Brooks' essay is riddled with errors, but allow me to focus just on one. Brooks asserts that it would have been better to allow the abortion debate to work its way out within the the traditional mode of political debate, i.e. as a product of elections, legislation, and compromise. But what this assumes is that abortion is an issue like street lamps or filling potholes. It's not. It is a fundamental question of human autonomy, and state governments are notoriously bad dealing with those sorts of issues. Or has he forgotten civil rights?

And abortion is precisely that, a question of rights, of fundamental liberties. It is to deal with these questions that we have courts. The purpose of the courts is to defend human liberties, especially if they are controversial. The court was right to act because it is its job to rule in exactly these sorts of cases.
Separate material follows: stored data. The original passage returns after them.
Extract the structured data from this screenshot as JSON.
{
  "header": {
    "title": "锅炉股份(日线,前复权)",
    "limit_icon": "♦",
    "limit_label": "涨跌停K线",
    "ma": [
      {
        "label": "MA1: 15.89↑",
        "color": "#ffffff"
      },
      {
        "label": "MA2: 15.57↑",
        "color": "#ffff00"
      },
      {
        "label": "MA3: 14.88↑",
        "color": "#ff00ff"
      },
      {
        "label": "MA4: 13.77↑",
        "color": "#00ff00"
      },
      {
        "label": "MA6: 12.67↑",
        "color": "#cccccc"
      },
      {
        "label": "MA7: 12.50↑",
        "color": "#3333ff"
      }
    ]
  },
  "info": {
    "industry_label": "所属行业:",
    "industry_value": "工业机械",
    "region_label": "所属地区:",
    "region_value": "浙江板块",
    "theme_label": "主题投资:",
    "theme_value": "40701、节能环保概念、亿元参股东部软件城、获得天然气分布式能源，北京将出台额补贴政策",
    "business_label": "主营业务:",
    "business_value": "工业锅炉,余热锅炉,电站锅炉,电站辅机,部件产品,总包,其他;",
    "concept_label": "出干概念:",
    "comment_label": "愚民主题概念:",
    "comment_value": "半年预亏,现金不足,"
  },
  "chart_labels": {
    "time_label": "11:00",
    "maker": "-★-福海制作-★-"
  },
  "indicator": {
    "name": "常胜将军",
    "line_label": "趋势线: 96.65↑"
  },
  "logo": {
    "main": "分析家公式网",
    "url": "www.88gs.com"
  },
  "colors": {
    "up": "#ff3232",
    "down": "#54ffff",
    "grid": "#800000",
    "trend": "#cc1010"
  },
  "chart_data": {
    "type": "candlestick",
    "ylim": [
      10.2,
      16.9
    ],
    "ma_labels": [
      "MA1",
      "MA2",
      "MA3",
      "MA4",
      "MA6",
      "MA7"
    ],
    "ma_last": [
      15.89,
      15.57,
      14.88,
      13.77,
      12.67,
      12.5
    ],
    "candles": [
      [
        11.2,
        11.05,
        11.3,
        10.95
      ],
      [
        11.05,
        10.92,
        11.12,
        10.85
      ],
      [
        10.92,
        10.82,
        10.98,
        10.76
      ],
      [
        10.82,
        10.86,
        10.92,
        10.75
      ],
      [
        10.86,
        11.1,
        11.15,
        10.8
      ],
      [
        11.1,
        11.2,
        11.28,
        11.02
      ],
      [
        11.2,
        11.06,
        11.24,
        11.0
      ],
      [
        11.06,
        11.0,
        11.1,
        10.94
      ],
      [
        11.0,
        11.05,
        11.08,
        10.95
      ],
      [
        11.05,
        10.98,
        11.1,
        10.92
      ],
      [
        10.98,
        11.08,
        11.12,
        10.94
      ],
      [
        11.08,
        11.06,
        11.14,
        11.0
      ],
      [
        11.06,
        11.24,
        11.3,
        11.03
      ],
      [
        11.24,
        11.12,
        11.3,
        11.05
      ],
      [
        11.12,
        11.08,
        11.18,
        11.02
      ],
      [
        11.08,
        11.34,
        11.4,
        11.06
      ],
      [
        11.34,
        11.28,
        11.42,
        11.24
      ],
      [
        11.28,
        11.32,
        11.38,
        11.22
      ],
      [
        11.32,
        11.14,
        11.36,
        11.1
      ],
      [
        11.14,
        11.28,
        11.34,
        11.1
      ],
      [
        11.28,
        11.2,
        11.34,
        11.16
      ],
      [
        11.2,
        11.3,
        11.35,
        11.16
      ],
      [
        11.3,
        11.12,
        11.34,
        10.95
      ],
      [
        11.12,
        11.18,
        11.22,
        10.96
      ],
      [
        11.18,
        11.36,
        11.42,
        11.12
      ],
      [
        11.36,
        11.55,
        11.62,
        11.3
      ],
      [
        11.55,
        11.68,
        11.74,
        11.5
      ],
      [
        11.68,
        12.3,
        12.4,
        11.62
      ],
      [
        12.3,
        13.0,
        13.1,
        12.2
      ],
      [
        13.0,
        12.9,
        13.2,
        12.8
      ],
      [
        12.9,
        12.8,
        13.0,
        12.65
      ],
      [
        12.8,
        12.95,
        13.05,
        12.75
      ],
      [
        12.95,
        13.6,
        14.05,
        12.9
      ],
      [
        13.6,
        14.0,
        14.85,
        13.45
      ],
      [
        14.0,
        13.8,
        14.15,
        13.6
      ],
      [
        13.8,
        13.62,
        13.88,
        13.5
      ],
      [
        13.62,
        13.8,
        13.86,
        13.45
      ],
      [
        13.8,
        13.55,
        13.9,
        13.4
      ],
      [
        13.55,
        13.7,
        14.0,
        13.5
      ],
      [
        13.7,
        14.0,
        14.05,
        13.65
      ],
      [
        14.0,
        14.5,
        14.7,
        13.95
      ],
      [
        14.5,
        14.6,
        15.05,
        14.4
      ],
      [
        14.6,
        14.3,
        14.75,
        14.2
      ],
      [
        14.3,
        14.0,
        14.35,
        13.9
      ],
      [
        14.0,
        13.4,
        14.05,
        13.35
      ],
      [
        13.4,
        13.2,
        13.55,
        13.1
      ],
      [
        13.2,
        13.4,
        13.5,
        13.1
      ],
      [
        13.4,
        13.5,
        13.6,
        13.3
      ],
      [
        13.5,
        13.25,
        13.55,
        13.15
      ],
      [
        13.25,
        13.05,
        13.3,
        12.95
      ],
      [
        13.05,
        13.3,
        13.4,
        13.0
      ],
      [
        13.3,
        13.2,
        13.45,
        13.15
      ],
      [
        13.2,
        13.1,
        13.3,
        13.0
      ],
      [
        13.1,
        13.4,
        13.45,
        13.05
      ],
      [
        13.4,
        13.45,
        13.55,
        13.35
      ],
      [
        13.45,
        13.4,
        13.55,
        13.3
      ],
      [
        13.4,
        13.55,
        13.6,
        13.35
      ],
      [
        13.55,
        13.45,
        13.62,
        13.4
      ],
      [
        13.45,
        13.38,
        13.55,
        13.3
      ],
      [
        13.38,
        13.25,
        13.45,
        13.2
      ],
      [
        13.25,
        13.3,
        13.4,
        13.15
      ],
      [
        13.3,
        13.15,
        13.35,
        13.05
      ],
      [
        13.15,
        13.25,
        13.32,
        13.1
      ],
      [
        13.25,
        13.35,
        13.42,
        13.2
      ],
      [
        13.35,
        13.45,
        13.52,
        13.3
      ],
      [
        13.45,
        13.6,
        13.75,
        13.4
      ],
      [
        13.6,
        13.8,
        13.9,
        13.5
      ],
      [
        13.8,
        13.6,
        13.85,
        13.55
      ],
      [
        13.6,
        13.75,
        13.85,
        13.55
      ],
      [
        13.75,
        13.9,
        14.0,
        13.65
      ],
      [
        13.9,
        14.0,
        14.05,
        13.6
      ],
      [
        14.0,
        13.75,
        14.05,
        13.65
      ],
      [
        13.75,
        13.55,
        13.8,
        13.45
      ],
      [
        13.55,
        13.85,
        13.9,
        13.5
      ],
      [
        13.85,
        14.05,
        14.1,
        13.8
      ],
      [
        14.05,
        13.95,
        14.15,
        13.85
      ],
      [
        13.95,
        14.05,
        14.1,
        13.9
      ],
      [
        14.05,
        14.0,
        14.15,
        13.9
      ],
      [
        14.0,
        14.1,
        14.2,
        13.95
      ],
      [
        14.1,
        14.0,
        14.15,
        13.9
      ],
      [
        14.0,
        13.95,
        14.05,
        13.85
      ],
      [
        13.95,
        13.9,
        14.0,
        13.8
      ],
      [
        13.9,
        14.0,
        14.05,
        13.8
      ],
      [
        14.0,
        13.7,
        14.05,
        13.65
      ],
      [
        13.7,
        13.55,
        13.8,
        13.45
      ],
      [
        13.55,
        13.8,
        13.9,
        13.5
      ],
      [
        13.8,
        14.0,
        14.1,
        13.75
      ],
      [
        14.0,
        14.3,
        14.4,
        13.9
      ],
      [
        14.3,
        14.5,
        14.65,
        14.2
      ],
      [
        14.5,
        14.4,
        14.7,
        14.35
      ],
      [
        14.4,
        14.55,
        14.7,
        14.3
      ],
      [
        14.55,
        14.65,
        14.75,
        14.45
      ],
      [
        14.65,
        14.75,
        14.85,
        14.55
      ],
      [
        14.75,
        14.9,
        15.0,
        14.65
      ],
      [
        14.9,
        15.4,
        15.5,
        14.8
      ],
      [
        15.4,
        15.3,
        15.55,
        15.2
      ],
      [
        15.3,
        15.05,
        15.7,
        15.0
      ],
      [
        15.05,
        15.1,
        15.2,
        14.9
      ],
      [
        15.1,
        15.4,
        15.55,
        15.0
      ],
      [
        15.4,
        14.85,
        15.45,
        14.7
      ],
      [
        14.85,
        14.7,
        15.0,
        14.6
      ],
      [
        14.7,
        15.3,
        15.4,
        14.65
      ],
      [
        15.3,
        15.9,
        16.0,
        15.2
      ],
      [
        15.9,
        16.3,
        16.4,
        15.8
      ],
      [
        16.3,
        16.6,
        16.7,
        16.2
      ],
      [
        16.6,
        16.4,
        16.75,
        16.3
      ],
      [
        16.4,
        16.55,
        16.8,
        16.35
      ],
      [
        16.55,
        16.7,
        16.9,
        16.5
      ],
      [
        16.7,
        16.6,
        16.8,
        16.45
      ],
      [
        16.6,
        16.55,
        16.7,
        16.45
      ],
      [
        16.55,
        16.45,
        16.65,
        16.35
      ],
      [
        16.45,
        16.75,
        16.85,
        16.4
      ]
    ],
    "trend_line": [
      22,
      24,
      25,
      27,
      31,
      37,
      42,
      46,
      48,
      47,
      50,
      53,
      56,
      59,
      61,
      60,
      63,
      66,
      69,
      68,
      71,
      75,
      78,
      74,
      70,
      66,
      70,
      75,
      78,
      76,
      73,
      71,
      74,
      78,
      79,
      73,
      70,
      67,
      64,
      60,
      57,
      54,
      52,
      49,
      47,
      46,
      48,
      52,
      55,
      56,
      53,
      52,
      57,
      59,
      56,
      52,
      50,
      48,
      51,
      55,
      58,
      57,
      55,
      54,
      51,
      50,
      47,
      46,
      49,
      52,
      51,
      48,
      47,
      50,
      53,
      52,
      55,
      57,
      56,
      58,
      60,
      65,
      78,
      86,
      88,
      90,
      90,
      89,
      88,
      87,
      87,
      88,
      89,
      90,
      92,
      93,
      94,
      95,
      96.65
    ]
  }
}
Brooks shakes his head in supposed sorrow at the war over the courts, but he does so while simply handing the Republican agenda more ammunition. His essay ultimately blames Democrats for the current crisis, much in the same way that a wife-beater might claim that his wife made him do it by smarting off. He fails to mention the many occassions that Republicans have abused Senate minority prerogatives like holds and filibusters.Republicans are not attempting to fashion a legislative compromise - they are attempting to ram through laws that effectively eliminate the right to an abortion. And the filibuster war is over the attempt by Republicans to pack the court with anti-choice (not just anti-Roe) judges, judges who would do the very thing that Brooks opposes: rule by judicial decree.

This dude is just a hack for the right. No person should ever be fooled by his reasonable appearance. David Brooks is Newt Gingrich with less hair.